Amy Cappellazzo, who contributed an essay for the show, said 'globe>miami<island' carries a torch for Miami, manifesting the love many artists feel for this place, but also positioning Miami as a glistening signpost. She wanted glittering, I think; glistening implies a wet or slick surface. But then again, it may have been apt. Something about this show was oily. The party atmosphere was an unctious distraction that implied a lack of trust that the work could hold up on its own. Indeed, much of it couldn't.

When the Art Miami convention rolled through town a few weeks later, however, the best work was in local galleries and by local artists. Federico Uribe outdid himself with a giant aquascape filled with urchin and plant forms, all with organic-looking surfaces formed from doll hands and plastic forks. The scene was dominated by a spherical sunburst of yellow rubber gloves. Gavin Perry's strapping abstractions, as sleek as chrome, dominated the Ambrosino Gallery space while Vickie Pierre's little paintings, reminiscent of Arshile Gorky, but happier, fluttered nearby.

Adriana Carvalho, a Brazilian newly arrived in Miami, had a traffic-stopper of a sculpture in the space of Chicago's Aldo Castillo Gallery. It was a two-thirds life size formal dress made from brass wire. The bust was covered in brass rose blossoms and the dress was a cage. Hovering inside the dress was a pair of golden panties covered in sharp spikes. I took it as the outfit of a beautiful and wrathful female deity.

While Art Miami has brought up its low end over the years, the top seems to have fallen. A few years ago, I remember seeing loads of dreck: heartless realism, motel room abstraction, Romero Britto and worse; but among it all was an exquisite Lucien Freud portrait and an Edward Hopper etching. Now there's much less dreck and Fernando Botero's exomorphs didn't seem to have been brought in by the truckload like last year, but the knock-your-socks-off work was harder to find.

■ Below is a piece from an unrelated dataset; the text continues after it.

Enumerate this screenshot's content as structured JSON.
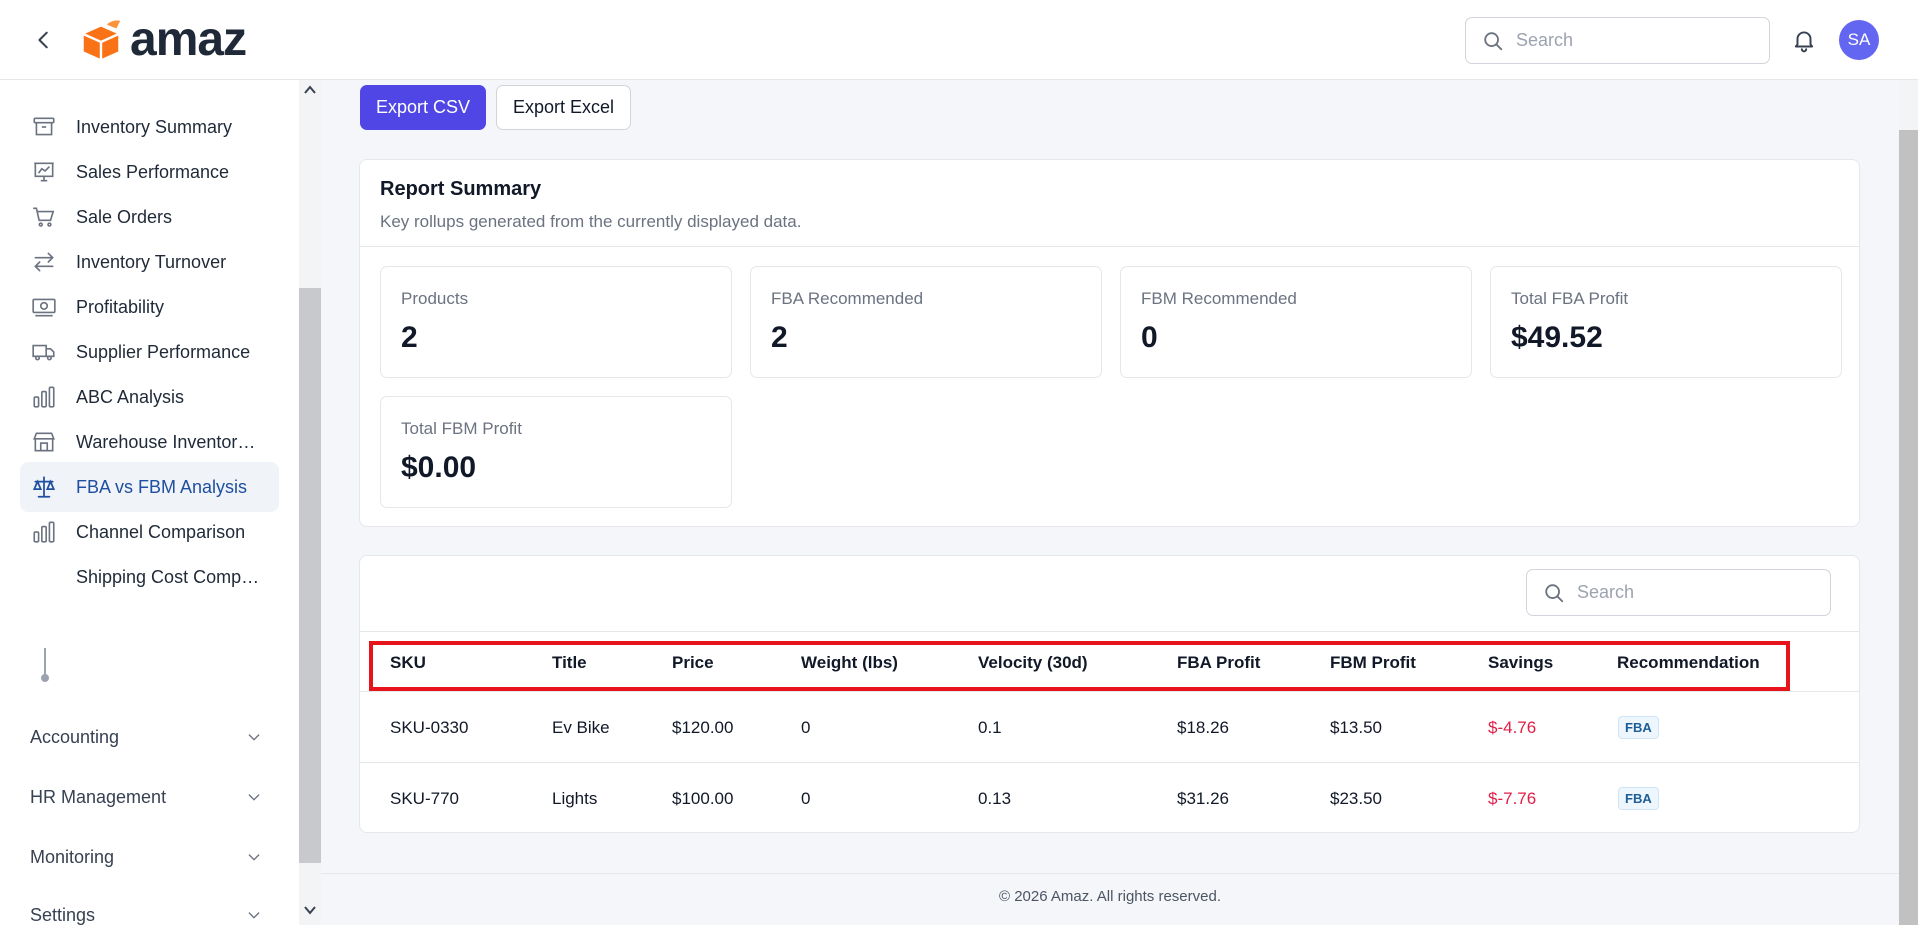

Coming close was Diana Lowenstein's space, which featured excellent seven-foot-high abstract paintings by Eduardo Hoffmann of Argentina. Hoffmann's vitreous passages of color over screenprinted dots had a simultaneously floral and industrial feel. That Art Miami could take itself seriously was due largely to the better local galleries: Lowenstein, Ambrosino, Bernice Steinbaum, Casas-Reigner and Kevin Bruk. It might keep this in mind as it decides what to do to prevent Art Basel from taking the wind out of its sails next winter. In the meantime, the local scene can give itself a pat on the back.